鳥たちが現れる。その飛翔能力に着目した人々は、古来より、鳥を様々な象徴に用いてきた。この作品でも、生と死を媒介するもの、現在と過去を往来するものといった、イメージや表象を担わされている。そんな鳥たちに導かれて、死者たちが現前しはじめる。死者たちの現前を、ときに「幽霊」と呼ぶむきもあるようだが、誤解である。これは幽霊の話ではありません。

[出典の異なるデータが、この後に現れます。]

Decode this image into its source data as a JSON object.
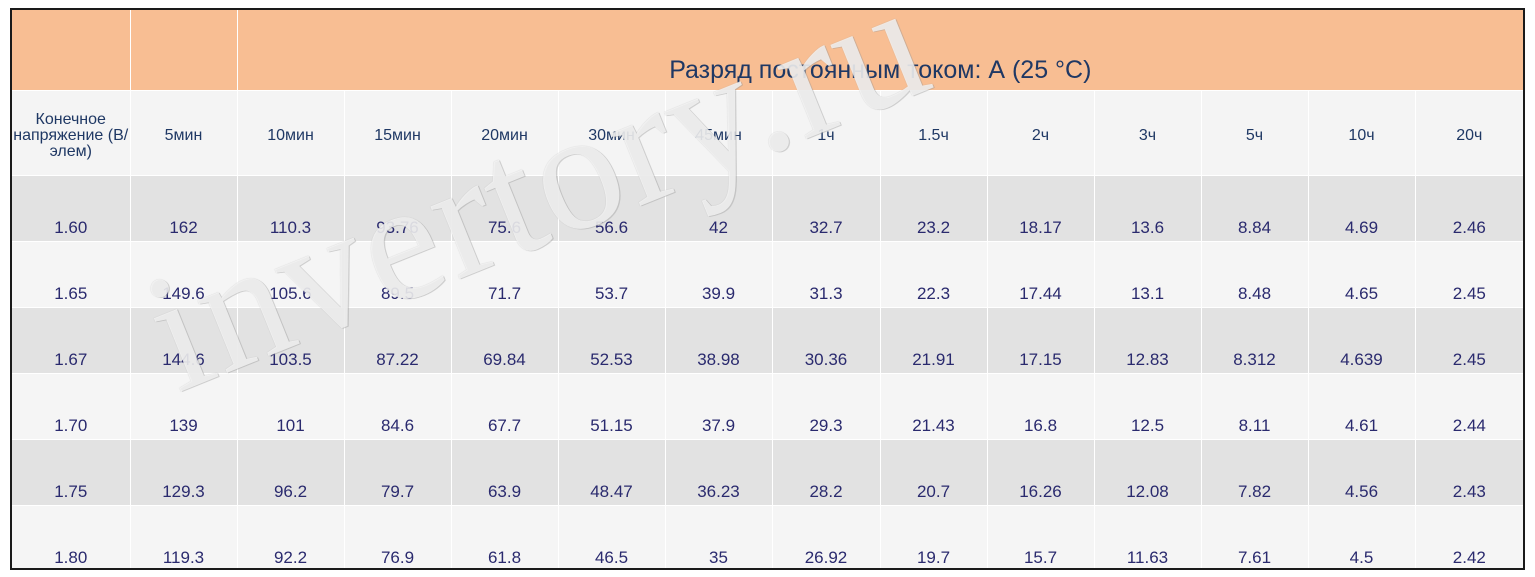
{
  "title": "Разряд постоянным током: А (25 °C)",
  "header": {
    "first": "Конечное напряжение (В/элем)",
    "columns": [
      "5мин",
      "10мин",
      "15мин",
      "20мин",
      "30мин",
      "45мин",
      "1ч",
      "1.5ч",
      "2ч",
      "3ч",
      "5ч",
      "10ч",
      "20ч"
    ]
  },
  "rows": [
    {
      "voltage": "1.60",
      "values": [
        "162",
        "110.3",
        "93.76",
        "75.6",
        "56.6",
        "42",
        "32.7",
        "23.2",
        "18.17",
        "13.6",
        "8.84",
        "4.69",
        "2.46"
      ]
    },
    {
      "voltage": "1.65",
      "values": [
        "149.6",
        "105.6",
        "89.5",
        "71.7",
        "53.7",
        "39.9",
        "31.3",
        "22.3",
        "17.44",
        "13.1",
        "8.48",
        "4.65",
        "2.45"
      ]
    },
    {
      "voltage": "1.67",
      "values": [
        "144.6",
        "103.5",
        "87.22",
        "69.84",
        "52.53",
        "38.98",
        "30.36",
        "21.91",
        "17.15",
        "12.83",
        "8.312",
        "4.639",
        "2.45"
      ]
    },
    {
      "voltage": "1.70",
      "values": [
        "139",
        "101",
        "84.6",
        "67.7",
        "51.15",
        "37.9",
        "29.3",
        "21.43",
        "16.8",
        "12.5",
        "8.11",
        "4.61",
        "2.44"
      ]
    },
    {
      "voltage": "1.75",
      "values": [
        "129.3",
        "96.2",
        "79.7",
        "63.9",
        "48.47",
        "36.23",
        "28.2",
        "20.7",
        "16.26",
        "12.08",
        "7.82",
        "4.56",
        "2.43"
      ]
    },
    {
      "voltage": "1.80",
      "values": [
        "119.3",
        "92.2",
        "76.9",
        "61.8",
        "46.5",
        "35",
        "26.92",
        "19.7",
        "15.7",
        "11.63",
        "7.61",
        "4.5",
        "2.42"
      ]
    }
  ],
  "watermark": "invertory.ru",
  "colors": {
    "title_bg": "#f8be93",
    "title_text": "#1f3864",
    "cell_text": "#2a2a6e",
    "shade_row": "#e2e2e2",
    "light_row": "#f5f5f5"
  }
}
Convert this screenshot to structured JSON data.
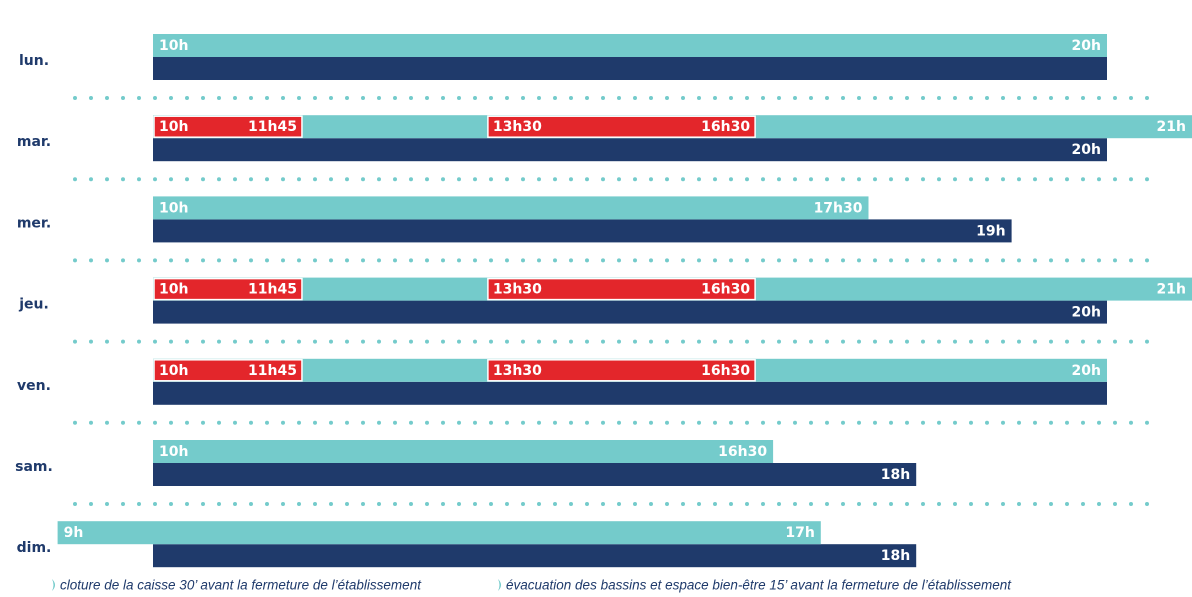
{
  "days": [
    {
      "label": "lun.",
      "top": {
        "start": "10h",
        "end": "20h"
      }
    },
    {
      "label": "mar.",
      "top": {
        "start": "10h",
        "end": "21h",
        "red": [
          [
            "10h",
            "11h45"
          ],
          [
            "13h30",
            "16h30"
          ]
        ]
      },
      "bottom": "20h"
    },
    {
      "label": "mer.",
      "top": {
        "start": "10h",
        "end": "17h30"
      },
      "bottom": "19h"
    },
    {
      "label": "jeu.",
      "top": {
        "start": "10h",
        "end": "21h",
        "red": [
          [
            "10h",
            "11h45"
          ],
          [
            "13h30",
            "16h30"
          ]
        ]
      },
      "bottom": "20h"
    },
    {
      "label": "ven.",
      "top": {
        "start": "10h",
        "end": "20h",
        "red": [
          [
            "10h",
            "11h45"
          ],
          [
            "13h30",
            "16h30"
          ]
        ]
      }
    },
    {
      "label": "sam.",
      "top": {
        "start": "10h",
        "end": "16h30"
      },
      "bottom": "18h"
    },
    {
      "label": "dim.",
      "top": {
        "start": "9h",
        "end": "17h"
      },
      "bottom": "18h"
    }
  ],
  "notes": [
    "cloture de la caisse 30’ avant la fermeture de l’établissement",
    "évacuation des bassins et espace bien-être 15’ avant la fermeture de l’établissement"
  ]
}
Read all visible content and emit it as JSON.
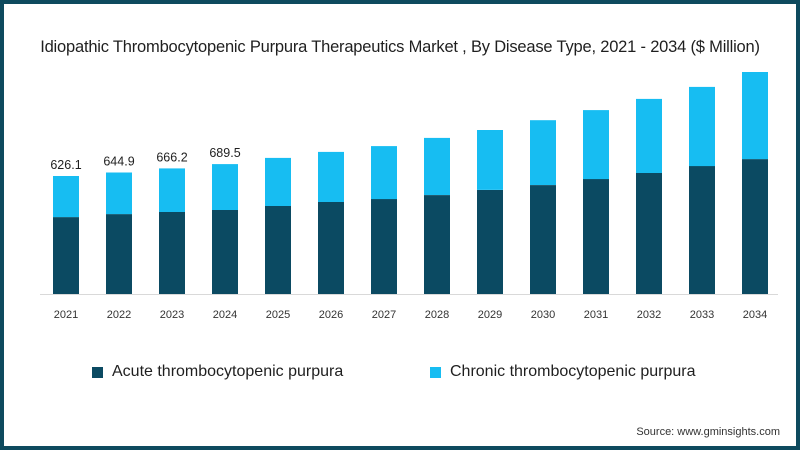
{
  "title": "Idiopathic Thrombocytopenic Purpura Therapeutics Market , By Disease Type, 2021 - 2034 ($ Million)",
  "source": "Source: www.gminsights.com",
  "colors": {
    "acute": "#0b4a62",
    "chronic": "#17bdf2",
    "border": "#0e4a5e",
    "axis": "#d9d9d9"
  },
  "legend": [
    {
      "label": "Acute thrombocytopenic purpura",
      "series": "acute"
    },
    {
      "label": "Chronic thrombocytopenic purpura",
      "series": "chronic"
    }
  ],
  "chart_data": {
    "type": "bar",
    "stacked": true,
    "title": "Idiopathic Thrombocytopenic Purpura Therapeutics Market , By Disease Type, 2021 - 2034 ($ Million)",
    "xlabel": "",
    "ylabel": "",
    "ylim": [
      0,
      1200
    ],
    "grid": false,
    "legend_position": "bottom",
    "categories": [
      "2021",
      "2022",
      "2023",
      "2024",
      "2025",
      "2026",
      "2027",
      "2028",
      "2029",
      "2030",
      "2031",
      "2032",
      "2033",
      "2034"
    ],
    "series": [
      {
        "name": "Acute thrombocytopenic purpura",
        "key": "acute",
        "values": [
          408,
          424,
          435,
          446,
          467,
          488,
          504,
          525,
          552,
          578,
          610,
          642,
          679,
          716
        ]
      },
      {
        "name": "Chronic thrombocytopenic purpura",
        "key": "chronic",
        "values": [
          218.1,
          220.9,
          231.2,
          243.5,
          255,
          266,
          281,
          303,
          318,
          344,
          366,
          393,
          420,
          462
        ]
      }
    ],
    "totals": [
      626.1,
      644.9,
      666.2,
      689.5,
      722,
      754,
      785,
      828,
      870,
      922,
      976,
      1035,
      1099,
      1178
    ],
    "data_labels": [
      "626.1",
      "644.9",
      "666.2",
      "689.5",
      null,
      null,
      null,
      null,
      null,
      null,
      null,
      null,
      null,
      null
    ]
  }
}
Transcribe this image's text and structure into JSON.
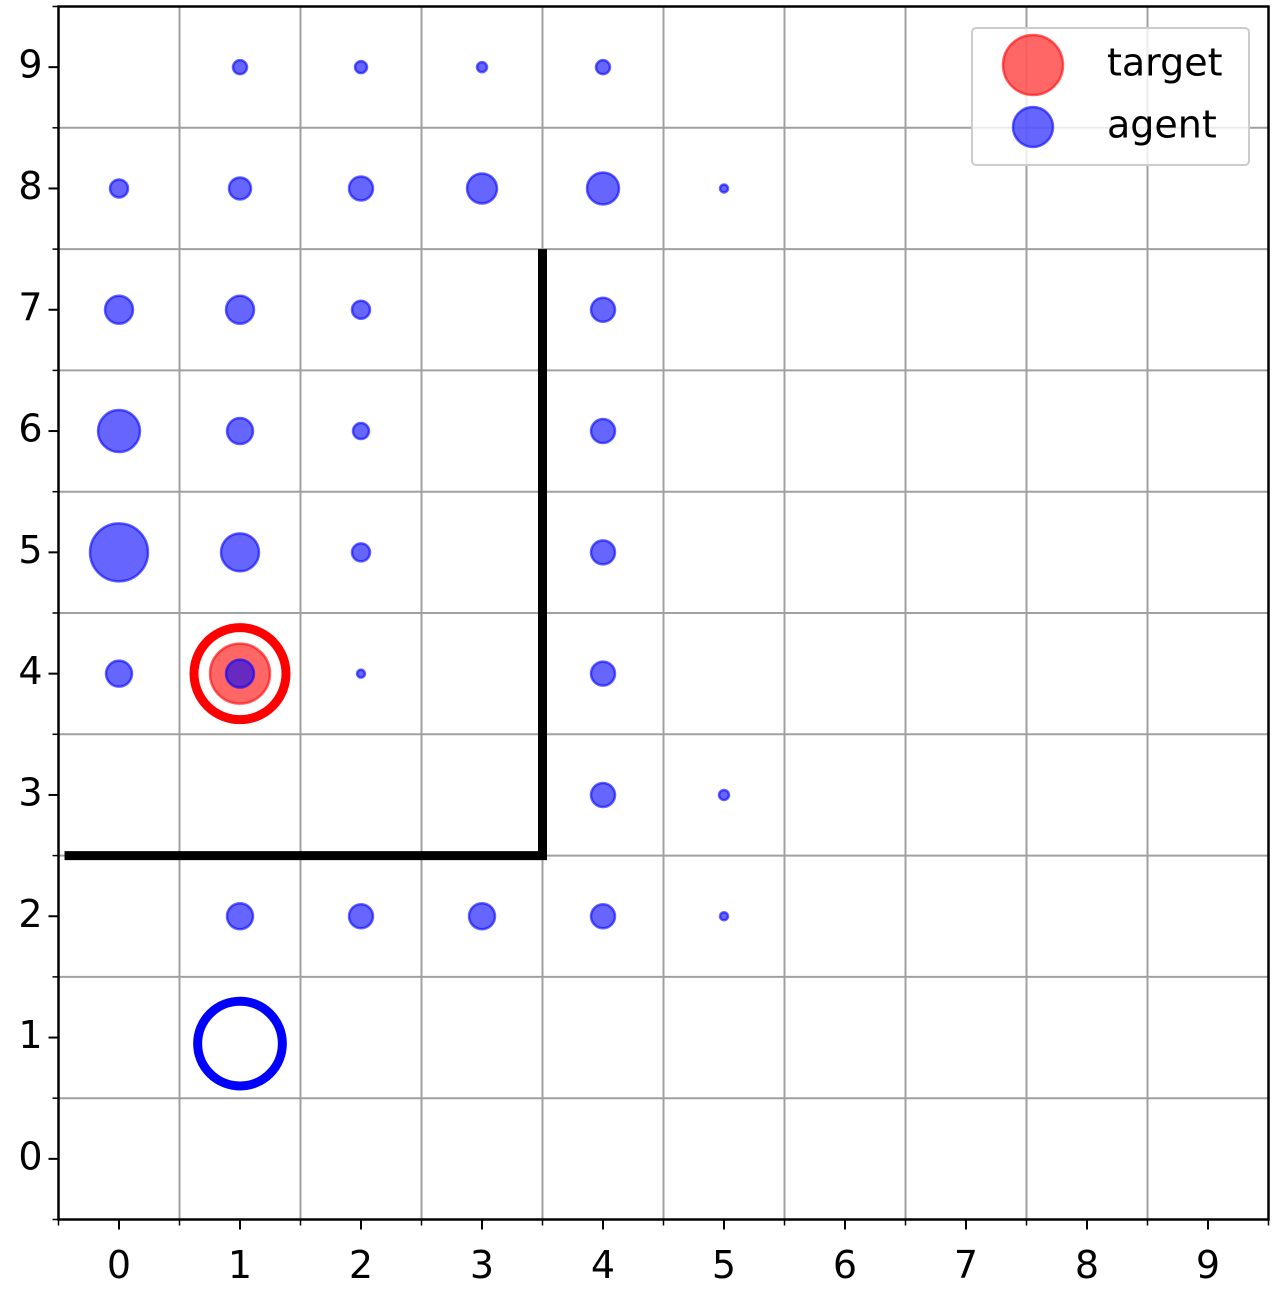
{
  "chart_data": {
    "type": "scatter",
    "xlim": [
      -0.5,
      9.5
    ],
    "ylim": [
      -0.5,
      9.5
    ],
    "xticks": [
      0,
      1,
      2,
      3,
      4,
      5,
      6,
      7,
      8,
      9
    ],
    "yticks": [
      0,
      1,
      2,
      3,
      4,
      5,
      6,
      7,
      8,
      9
    ],
    "grid_ticks": [
      -0.5,
      0.5,
      1.5,
      2.5,
      3.5,
      4.5,
      5.5,
      6.5,
      7.5,
      8.5,
      9.5
    ],
    "grid": true,
    "legend": "upper right",
    "series": [
      {
        "name": "target",
        "color": "#ff0000",
        "x": [
          1
        ],
        "y": [
          4
        ],
        "sizes": [
          30
        ]
      },
      {
        "name": "agent",
        "color": "#0000ff",
        "x": [
          1,
          2,
          3,
          4,
          0,
          1,
          2,
          3,
          4,
          5,
          0,
          1,
          2,
          4,
          0,
          1,
          2,
          4,
          0,
          1,
          2,
          4,
          0,
          1,
          2,
          4,
          4,
          5,
          1,
          2,
          3,
          4,
          5
        ],
        "y": [
          9,
          9,
          9,
          9,
          8,
          8,
          8,
          8,
          8,
          8,
          7,
          7,
          7,
          7,
          6,
          6,
          6,
          6,
          5,
          5,
          5,
          5,
          4,
          4,
          4,
          4,
          3,
          3,
          2,
          2,
          2,
          2,
          2
        ],
        "sizes": [
          7,
          6,
          5,
          7,
          9,
          11,
          12,
          15,
          16,
          4,
          14,
          14,
          9,
          12,
          21,
          13,
          8,
          12,
          29,
          19,
          9,
          12,
          13,
          14,
          4,
          12,
          12,
          5,
          13,
          12,
          13,
          12,
          4
        ]
      }
    ],
    "rings": [
      {
        "color": "#ff0000",
        "x": 1,
        "y": 4,
        "r": 0.38
      },
      {
        "color": "#0000ff",
        "x": 1,
        "y": 0.95,
        "r": 0.35
      }
    ],
    "walls": [
      {
        "color": "#000000",
        "x": [
          -0.45,
          3.5,
          3.5
        ],
        "y": [
          2.5,
          2.5,
          7.5
        ]
      }
    ]
  }
}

生きている者たちと死者たちとの交感、コミュニケーション、そして作者の思い入れとしては「友情」の話と言っておきたい。五人の登場人物のうち一人は死んでいる。もう一人は失踪状態にあり、死んでいる可能性が高い。いわば灰色の死者である。残る一人は半分死んでいる。つまり話の途中で死者になる。生きているという状態があり、生きているのか死んでいるのかわからない状態があり、死んでいるという状態がある。五つの色で、生から死へのグラデーションを描くことも、この作品における目論見の一つであった。
奇妙な言い方だが、死者とは「不在の存在」である。不在であるものが存在している。不在であるけれど存在している。正確には、「現前している」と言うべきだろう。不在であるものだけが現前する。すでに現前しているものは、あらためて現前する必要がないわけで。不在であるものを現前させる作用が精神である。精神の作用によって、不在から豊かな意味やイメージを現前させること。宗教も芸術もそうやって生まれてきた。
ところで現在、携帯電話等の普及したこの社会で、若きウェルテルの悩みは芽生えうるだろうか。「あ、もしもし、ロッテ? おれ、ウェルテル。いまちょっといい?」というようなところから、果たしてあの深い苦悩は生まれるだろうか。ケータイ、メール、ネット、ツイッター……なんでもいいけれど、いまどきの他者は、なかなか不在になってくれない。これが文芸において、由々しき問題を惹起(じゃっき)している。すなわち恋愛を書くことが、きわめて難しくなっているのだ。それらしく描かれているものは、ほとんどが擬似恋愛である。恋愛が描けない。これは小説というジャンルにとって、まさに存亡にかかわる危機と言ってよかろう。